2) Tourism Data Platforms, Market Intelligence, and Interoperability:
Advise on defining, designing, and implementing tourism data platforms that integrate public and private sources (e.g., accommodation and attraction registries, visitor flows, mobility data, payments where available, events, transport, geospatial, and social signals), with clear governance and safeguards.
Support establishment of data governance (metadata, quality, access controls, data-sharing agreements) and fit-for-purpose interoperability approaches (APIs, registries, standards) to enable consistent reporting and decision-making across tourism institutions.
Provide guidance on analytics and AI use cases such as demand forecasting, segmentation, dynamic capacity management, and sustainability indicators, ensuring transparency, privacy-by-design, and feasibility in low-capacity settings.
Translate regulatory requirements (e.g., consumer protection, privacy, taxation/tourism fees, licensing) into digital-ready requirements that improve compliance and reduce administrative burden for firms and government.
 
3) Digital Destination Management and Visitor Experience:
Support clients to design and implement digital destination management solutions, including:
- visitor information and service portals (web/mobile)
- digital maps and wayfinding, accessibility features, multilingual support
- ticketing/reservations and visitor flow management where appropriate
- feedback/grievance and service quality monitoring
- crisis communications and incident response mechanisms
Promote omnichannel service design across web, mobile, on-site kiosks, call centers, and physical points of service to ensure inclusive access for diverse users.
Support "life-event" and journey-based service models for visitors and operators (e.g., arriving moving staying experiencing departing) and ensure solutions integrate with broader government digital systems where relevant.

4) Tourism Enterprise Digitization and Ecosystem Enablement:

Advise on interventions to accelerate digital adoption by tourism SMEs (hotels, guides, tour operators, artisans, restaurants), including digital skills, online presence, e-commerce readiness, CRM adoption, and participation in digital marketplaces.
Support design of shared digital services for SMEs (e.g., booking integrations, payments enablement, digital ID verification where appropriate, e-invoicing, basic cybersecurity hygiene toolkits), reducing costs and increasing uptake.
Provide guidance on enabling environment issues such as consumer trust, cyber risk management, online dispute resolution, and quality assurance mechanisms in platform-mediated tourism.
5) Sustainability, Heritage, and Resilience Enablement:
Support digital approaches to monitor and manage sustainability and heritage protection, including visitor carrying capacity, environmental indicators, protected area management, and community benefits tracking.
Advise on integrating climate and hazard information into tourism planning and operations (e.g., early warning, business continuity, asset risk screening) and develop practical playbooks for crisis readiness and recovery.
Where appropriate, support design and testing of destination digital twins or similar decision-support tools, with realistic assessment of data readiness and operational capacity.
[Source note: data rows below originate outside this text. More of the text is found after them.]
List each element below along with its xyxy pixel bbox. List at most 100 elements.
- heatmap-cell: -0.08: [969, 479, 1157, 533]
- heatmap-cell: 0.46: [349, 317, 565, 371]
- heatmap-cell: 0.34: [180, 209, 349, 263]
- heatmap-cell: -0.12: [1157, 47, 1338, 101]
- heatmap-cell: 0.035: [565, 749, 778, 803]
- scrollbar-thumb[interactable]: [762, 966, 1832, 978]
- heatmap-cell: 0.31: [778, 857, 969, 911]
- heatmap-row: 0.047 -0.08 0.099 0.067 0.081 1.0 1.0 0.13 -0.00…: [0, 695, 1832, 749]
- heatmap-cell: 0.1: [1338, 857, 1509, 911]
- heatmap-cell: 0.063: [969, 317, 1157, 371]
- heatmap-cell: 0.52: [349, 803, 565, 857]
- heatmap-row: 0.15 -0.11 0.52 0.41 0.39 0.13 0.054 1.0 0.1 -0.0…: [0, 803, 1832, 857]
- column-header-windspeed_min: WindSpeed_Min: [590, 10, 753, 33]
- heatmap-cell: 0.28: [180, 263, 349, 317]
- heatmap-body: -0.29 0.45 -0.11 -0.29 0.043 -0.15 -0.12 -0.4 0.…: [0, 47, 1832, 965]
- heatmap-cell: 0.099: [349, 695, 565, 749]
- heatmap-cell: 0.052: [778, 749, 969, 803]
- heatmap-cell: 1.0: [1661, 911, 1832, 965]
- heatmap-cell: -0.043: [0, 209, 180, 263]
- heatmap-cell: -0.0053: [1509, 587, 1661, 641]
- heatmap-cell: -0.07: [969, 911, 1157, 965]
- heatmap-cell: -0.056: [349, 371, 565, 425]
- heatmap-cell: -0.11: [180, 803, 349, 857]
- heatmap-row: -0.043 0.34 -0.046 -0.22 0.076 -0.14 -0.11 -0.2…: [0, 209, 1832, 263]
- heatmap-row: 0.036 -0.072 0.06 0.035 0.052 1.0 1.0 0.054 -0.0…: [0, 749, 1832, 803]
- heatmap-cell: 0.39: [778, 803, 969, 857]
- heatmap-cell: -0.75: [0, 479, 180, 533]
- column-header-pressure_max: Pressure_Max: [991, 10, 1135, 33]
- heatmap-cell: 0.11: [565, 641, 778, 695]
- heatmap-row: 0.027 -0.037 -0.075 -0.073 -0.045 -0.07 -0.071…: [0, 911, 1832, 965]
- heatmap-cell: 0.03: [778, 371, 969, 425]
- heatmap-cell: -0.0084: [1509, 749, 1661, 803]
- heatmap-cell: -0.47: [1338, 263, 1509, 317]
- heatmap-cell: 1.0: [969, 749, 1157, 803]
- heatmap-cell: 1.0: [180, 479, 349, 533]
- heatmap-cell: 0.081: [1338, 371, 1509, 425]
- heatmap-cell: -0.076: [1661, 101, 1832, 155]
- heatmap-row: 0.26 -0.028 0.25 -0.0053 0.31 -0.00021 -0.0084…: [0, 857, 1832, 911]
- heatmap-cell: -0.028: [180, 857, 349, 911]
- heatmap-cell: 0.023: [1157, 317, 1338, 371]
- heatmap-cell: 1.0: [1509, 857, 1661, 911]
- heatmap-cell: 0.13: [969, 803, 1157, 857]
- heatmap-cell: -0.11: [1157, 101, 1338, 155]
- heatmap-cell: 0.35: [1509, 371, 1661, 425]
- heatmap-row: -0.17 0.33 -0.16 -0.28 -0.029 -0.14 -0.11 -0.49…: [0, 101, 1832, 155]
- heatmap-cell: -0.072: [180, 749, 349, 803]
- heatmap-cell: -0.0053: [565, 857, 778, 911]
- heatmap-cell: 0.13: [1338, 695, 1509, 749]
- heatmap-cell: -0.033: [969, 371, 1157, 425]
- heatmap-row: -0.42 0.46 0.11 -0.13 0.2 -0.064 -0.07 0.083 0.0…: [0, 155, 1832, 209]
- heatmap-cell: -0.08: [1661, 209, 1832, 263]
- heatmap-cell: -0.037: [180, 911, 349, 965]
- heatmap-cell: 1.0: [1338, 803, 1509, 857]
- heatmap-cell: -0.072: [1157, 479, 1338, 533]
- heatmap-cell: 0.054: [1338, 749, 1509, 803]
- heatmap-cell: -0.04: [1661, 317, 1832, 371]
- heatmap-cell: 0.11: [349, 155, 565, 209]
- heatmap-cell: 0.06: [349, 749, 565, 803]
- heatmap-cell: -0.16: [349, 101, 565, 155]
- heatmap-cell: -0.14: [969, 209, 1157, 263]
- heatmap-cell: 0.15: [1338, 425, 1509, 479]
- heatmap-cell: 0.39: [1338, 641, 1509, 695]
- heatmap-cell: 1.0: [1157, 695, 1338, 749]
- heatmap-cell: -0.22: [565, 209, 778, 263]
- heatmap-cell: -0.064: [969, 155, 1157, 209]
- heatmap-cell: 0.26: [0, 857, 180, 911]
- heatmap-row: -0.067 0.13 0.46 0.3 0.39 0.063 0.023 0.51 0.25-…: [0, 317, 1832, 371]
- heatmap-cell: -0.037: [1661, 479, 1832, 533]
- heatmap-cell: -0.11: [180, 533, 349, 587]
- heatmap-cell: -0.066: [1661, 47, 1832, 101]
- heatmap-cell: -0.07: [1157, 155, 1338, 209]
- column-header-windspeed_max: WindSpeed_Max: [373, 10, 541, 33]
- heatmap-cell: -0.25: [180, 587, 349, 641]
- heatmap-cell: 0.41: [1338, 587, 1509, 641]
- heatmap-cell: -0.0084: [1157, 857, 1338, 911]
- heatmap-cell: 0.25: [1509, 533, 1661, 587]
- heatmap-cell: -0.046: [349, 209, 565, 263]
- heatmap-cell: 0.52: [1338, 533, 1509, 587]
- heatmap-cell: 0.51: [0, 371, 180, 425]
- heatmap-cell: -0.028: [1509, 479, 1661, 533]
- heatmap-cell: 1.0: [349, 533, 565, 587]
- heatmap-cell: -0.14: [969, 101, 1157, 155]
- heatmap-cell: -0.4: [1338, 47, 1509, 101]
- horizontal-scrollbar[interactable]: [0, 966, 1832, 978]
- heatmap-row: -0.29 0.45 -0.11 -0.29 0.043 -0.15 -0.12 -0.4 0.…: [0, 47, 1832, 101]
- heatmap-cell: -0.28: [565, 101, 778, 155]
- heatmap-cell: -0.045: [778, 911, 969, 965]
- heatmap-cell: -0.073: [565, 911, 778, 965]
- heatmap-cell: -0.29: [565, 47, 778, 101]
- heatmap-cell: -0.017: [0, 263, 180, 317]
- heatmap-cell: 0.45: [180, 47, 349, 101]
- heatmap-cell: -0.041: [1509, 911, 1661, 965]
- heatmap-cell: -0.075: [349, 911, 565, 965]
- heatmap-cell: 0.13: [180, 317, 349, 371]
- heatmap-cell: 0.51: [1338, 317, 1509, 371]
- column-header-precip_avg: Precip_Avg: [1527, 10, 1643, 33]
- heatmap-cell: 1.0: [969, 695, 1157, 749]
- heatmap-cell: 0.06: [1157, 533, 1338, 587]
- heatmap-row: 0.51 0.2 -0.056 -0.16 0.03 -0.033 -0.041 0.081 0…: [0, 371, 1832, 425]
6) Operational Support, Capacity Building, and Knowledge:

Provide hands-on support to World Bank operations: concept notes, project design inputs, TORs/technical specifications, implementation supervision, and results measurement frameworks.
Deliver training, workshops, and coaching for client counterparts on digital strategy, data governance, service design, and implementation practices.
Contribute to knowledge products (case studies, guidance notes, templates) and communities of practice to scale proven approaches across regions.